Abder-Rahman Ali, PhDAbder-Rahman Ali, PhD, a research fellow in the Department of Radiology at Massachusetts General Hospital, is the first author of a new study in 37th Conference on Neural Information Processing Systems (NeurIPS 2023) -- Self-Supervised Learning: Theory and Practice workshop -- Self-Supervised Learning Meets Liver Ultrasound Imaging. Anthony Samir, MD, is senior author. 

Summary:

This study introduces two self-supervised learning methods, SimCLR+LR and SimCLR+ENet, for enhancing liver ultrasound imaging. These methods leverage a large set of unlabeled abdominal ultrasound images to improve liver view classification and liver and poor probe contact segmentation, respectively. The proposed methods demonstrate superior performance compared to traditional supervised learning and state-of-the-art methods. The methods could optimize liver ultrasound workflow and shear wave elastography (SWE) reliability in a real-time clinical setting. Moreover, they reduce the time and cost associated with data labeling in liver ultrasound images.

What Question Were You Investigating with this Study?

How self-supervised learning can enhance liver view classification and liver and poor probe contact segmentation using a large set of unlabeled abdominal ultrasound images, and assessing the effectiveness of such methods in a clinical setting.

What Methods or Approach Did You Use?

SimCLR+LR for Liver View Classification:

SimCLR+LR: In this method, the SimCLR framework is initially trained on a large set of unlabeled liver ultrasound images. This training teaches the model to understand different views of the liver without specific labels. After this self-supervised learning phase, the model is fine-tuned using a smaller labeled dataset for liver view classification, employing Linear Regression (LR) for the downstream task (i.e., liver view classification).

SimCLR+ENet for Liver Segmentation and Poor Probe Contact Detection:

Similar to the first approach, SimCLR was used for initial feature learning. ENet, combined with CascadePSP for refinement, was then employed for liver segmentation and detecting poor probe contact. The method stands out for its use of physics-inspired augmentations and a two-stage training process that effectively addresses the challenges in liver ultrasound imaging with limited labeled data.

What Were the Results?

SimCLR+LR for Liver View Classification: This method achieved an accuracy of 95.1% for classifying liver views ("with liver") and 93.9% for non-liver views ("without liver").

Overall, the accuracy of SimCLR+LR was 94.5%, significantly outperforming other models like ResNet-18 (70.2%) and MLP-Mixer (86%). Notably, SimCLR+LR, even when trained with just one labeled image per class, performed comparably to MLP-Mixer trained on a full dataset.

SimCLR+ENet for Liver Segmentation and Poor Probe Contact Detection:

For liver segmentation, SimCLR+ENet achieved an average Dice coefficient of 90.58% and a lower average Hausdorff distance of 21.71, indicating superior performance compared to U-Net.

For poor probe contact detection, the model showed an overall accuracy of 65.4%, with a sensitivity of 49.1% and specificity of 82.1%, indicating moderate success in detecting poor probe contact and better performance in identifying its absence. The model’s limitation was not considering the zooming factor during training, which could be addressed in future work.

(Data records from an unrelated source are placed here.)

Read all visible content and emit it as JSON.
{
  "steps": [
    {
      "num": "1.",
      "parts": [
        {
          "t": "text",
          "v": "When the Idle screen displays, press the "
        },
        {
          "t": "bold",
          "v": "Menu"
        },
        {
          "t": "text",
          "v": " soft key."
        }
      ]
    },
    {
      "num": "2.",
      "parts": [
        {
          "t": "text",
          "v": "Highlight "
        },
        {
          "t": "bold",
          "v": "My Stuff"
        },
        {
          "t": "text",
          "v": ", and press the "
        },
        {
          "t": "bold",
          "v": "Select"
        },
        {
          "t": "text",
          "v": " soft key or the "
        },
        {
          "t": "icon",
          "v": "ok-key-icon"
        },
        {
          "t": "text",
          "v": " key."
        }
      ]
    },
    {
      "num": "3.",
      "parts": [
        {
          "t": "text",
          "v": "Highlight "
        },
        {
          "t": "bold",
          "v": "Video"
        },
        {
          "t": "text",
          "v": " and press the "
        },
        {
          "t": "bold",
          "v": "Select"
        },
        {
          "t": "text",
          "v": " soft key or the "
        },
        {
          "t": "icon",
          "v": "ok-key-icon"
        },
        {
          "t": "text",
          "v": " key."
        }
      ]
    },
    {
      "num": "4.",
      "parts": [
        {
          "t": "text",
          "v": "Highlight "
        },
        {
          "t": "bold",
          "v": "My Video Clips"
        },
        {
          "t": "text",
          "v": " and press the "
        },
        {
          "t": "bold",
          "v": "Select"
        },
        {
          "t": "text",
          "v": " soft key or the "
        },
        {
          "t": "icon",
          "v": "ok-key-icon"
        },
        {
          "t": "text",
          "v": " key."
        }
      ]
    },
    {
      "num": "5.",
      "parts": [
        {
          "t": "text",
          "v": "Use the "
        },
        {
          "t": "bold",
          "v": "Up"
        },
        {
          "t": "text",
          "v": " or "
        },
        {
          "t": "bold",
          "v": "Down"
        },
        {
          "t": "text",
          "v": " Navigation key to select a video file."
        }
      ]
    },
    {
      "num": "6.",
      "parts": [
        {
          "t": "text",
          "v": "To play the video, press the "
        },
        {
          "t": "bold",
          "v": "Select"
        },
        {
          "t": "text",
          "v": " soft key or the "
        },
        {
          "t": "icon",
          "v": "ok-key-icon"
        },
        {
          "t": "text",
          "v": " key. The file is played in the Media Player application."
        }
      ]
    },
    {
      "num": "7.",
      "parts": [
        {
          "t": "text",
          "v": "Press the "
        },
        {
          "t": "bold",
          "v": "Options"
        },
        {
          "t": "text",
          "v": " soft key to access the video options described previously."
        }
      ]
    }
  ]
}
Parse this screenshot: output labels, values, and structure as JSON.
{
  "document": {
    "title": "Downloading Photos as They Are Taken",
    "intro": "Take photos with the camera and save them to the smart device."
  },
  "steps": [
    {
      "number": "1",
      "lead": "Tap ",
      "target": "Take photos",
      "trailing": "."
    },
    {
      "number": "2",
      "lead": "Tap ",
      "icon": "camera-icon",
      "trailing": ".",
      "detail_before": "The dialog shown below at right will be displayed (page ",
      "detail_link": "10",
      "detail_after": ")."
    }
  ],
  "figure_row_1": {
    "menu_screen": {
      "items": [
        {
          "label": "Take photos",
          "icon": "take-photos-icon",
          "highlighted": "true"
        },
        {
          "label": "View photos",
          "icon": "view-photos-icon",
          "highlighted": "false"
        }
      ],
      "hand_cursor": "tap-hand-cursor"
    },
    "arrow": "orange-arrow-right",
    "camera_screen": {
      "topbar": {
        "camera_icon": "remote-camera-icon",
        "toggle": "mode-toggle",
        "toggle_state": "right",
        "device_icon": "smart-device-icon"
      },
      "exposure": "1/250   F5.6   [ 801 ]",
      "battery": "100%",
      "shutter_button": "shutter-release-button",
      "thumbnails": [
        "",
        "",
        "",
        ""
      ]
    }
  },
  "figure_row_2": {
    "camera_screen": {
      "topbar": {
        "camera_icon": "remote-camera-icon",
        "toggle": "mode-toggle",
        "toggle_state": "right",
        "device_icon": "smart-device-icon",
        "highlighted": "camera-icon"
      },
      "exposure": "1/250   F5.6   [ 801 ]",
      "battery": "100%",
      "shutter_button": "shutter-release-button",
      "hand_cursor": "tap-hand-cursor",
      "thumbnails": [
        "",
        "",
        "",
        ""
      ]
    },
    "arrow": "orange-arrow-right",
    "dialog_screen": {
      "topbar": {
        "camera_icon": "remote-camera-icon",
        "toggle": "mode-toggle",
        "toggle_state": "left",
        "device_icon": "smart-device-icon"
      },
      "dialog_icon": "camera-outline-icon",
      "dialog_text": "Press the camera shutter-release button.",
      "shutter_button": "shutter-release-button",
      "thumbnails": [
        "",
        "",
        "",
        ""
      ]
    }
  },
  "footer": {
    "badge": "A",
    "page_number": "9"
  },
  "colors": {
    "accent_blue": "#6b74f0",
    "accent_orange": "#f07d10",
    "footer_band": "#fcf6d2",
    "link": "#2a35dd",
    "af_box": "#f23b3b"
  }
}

What are the Clinical implications?

1) Efficiency and Cost Reduction: The introduction of the self-supervised learning methods, SimCLR+LR and SimCLR+ENet, for liver view classification and liver segmentation/poor probe contact detection in abdominal ultrasound images significantly reduces the time and cost associated with data labeling.

2) Improved Diagnostic Performance: The proposed methods have demonstrated superior performance compared to state-of-the-art (SOTA) methods. This implies more accurate and reliable diagnostic results in ultrasound imaging, particularly for liver-related conditions.

What are the Next Steps?

Extending the work to multi-class organ classification and improving the quality of training data using data-centric AI approaches. This advancement aims to broaden the application of the developed self-supervised learning methods beyond liver imaging to include various other organs, enhancing the scope and accuracy of medical diagnostics using ultrasound imaging.

Paper Cited:

Self-Supervised Learning Meets Liver Ultrasound Imaging. Abder-Rahman Ali, Anthony E. Samir; Neural Information Processing Systems (NeurIPS) Workshop on Self-Supervised Learning: Theory and Practice, 2023.

About the Massachusetts General Hospital

Massachusetts General Hospital, founded in 1811, is the original and largest teaching hospital of Harvard Medical School. The Mass General Research Institute conducts the largest hospital-based research program in the nation, with annual research operations of more than $1 billion and comprises more than 9,500 researchers working across more than 30 institutes, centers and departments. MGH is a founding member of the Mass General Brigham healthcare system.